A Blueprint For More Efficient AI
Perhaps the biggest advantage of DeepSeek-R1 is that, besides outperforming leading models like o1 and Llama 3, it’s also able to showcase its entire chain-of-thought. In other words, it provides transparency into how it came to its answers or conclusions. This is a key capability, and one that can be especially useful considering that other models don’t do this, or will only do it under certain circumstances.

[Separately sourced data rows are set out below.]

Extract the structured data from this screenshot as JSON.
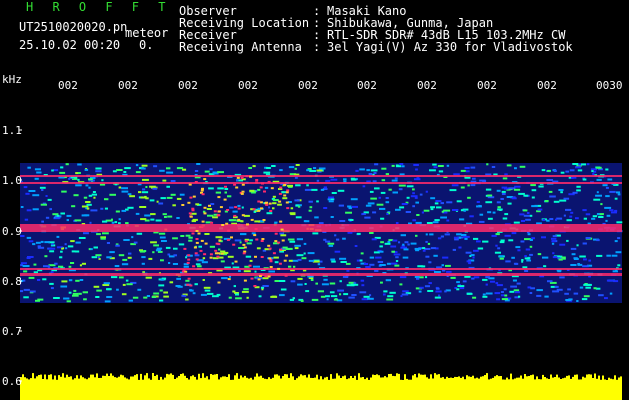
{
  "header": {
    "brand": "H R O F F T",
    "file_name": "UT2510020020.pn",
    "file_suffix": "meteor",
    "datetime": "25.10.02 00:20",
    "count": "0."
  },
  "info": {
    "rows": [
      {
        "label": "Observer",
        "value": "Masaki Kano"
      },
      {
        "label": "Receiving Location",
        "value": "Shibukawa, Gunma, Japan"
      },
      {
        "label": "Receiver",
        "value": "RTL-SDR SDR# 43dB L15 103.2MHz CW"
      },
      {
        "label": "Receiving Antenna",
        "value": "3el Yagi(V) Az 330 for Vladivostok"
      }
    ]
  },
  "axis": {
    "unit": "kHz",
    "y_ticks": [
      "1.1",
      "1.0",
      "0.9",
      "0.8",
      "0.7",
      "0.6"
    ],
    "x_ticks": [
      "002",
      "002",
      "002",
      "002",
      "002",
      "002",
      "002",
      "002",
      "002",
      "0030"
    ]
  },
  "colors": {
    "background": "#000000",
    "signal_peak": "#ff2a6a",
    "noise_low": "#1a2cff",
    "noise_mid": "#00ffd0",
    "level_bar": "#ffff00"
  }
}
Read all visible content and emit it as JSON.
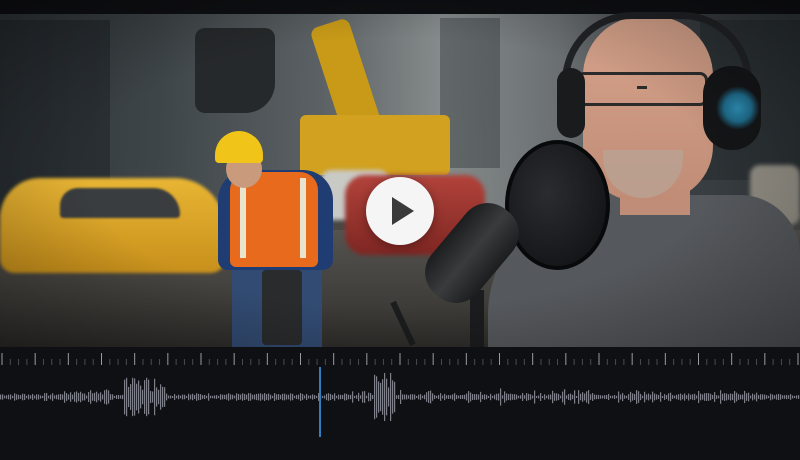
{
  "player": {
    "play_icon": "play-icon",
    "colors": {
      "play_button_bg": "#f5f5f5",
      "play_glyph": "#3a3a3a",
      "playhead": "#2f7fc1",
      "waveform": "#7d8088",
      "timeline_bg": "#0f1014"
    }
  },
  "timeline": {
    "progress": 0.4,
    "ruler_major_ticks": 24
  }
}
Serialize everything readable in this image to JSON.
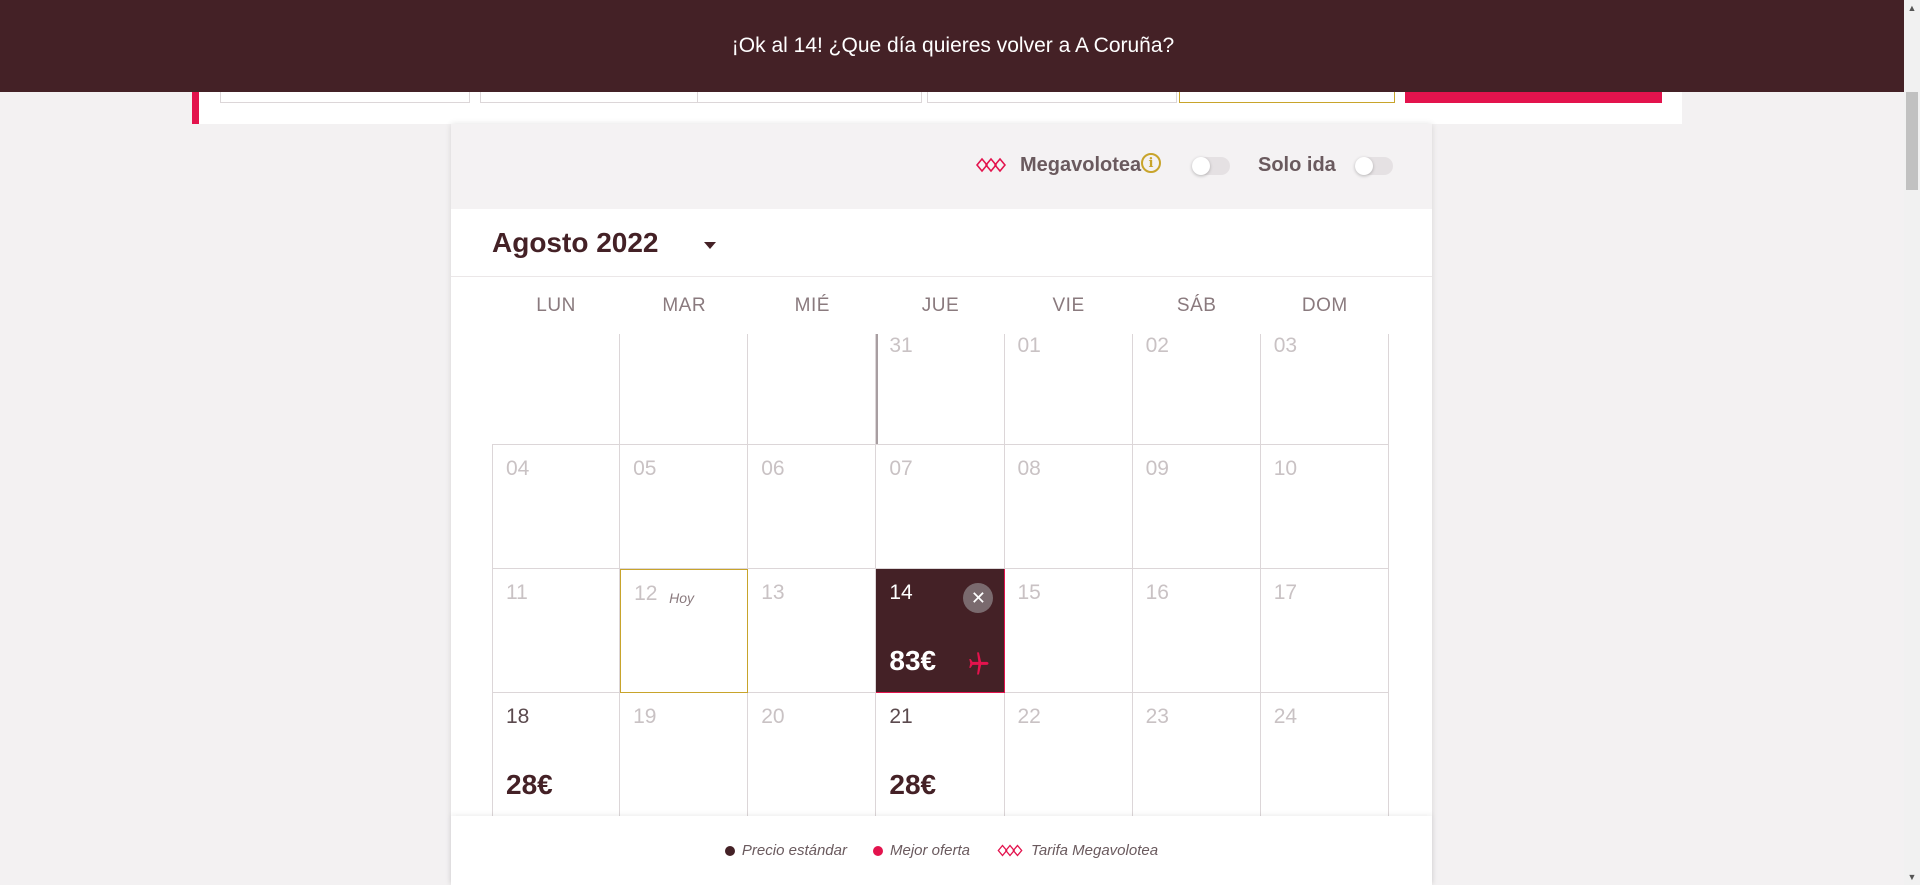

For instance, OpenAI masks its models’ chain-of-thought in order to protect its development secrets, while Llama 3 will only reveal its thought processes through some aggressive prompting. This transparency enables developers to quickly identify and fix any errors in the model’s output, enabling its accuracy to be improved over time.
Conclusion:
The incredible performance of DeepSeek-R1 and the key innovations used in its development suggest a path towards more efficient AI models that can reduce the overall resource requirements without affecting performance.
In this way, DeepSeek has given us a blueprint for the development of powerful AI tools for developers and researchers who can only access limited computational resources, paving the way for more rapid innovation.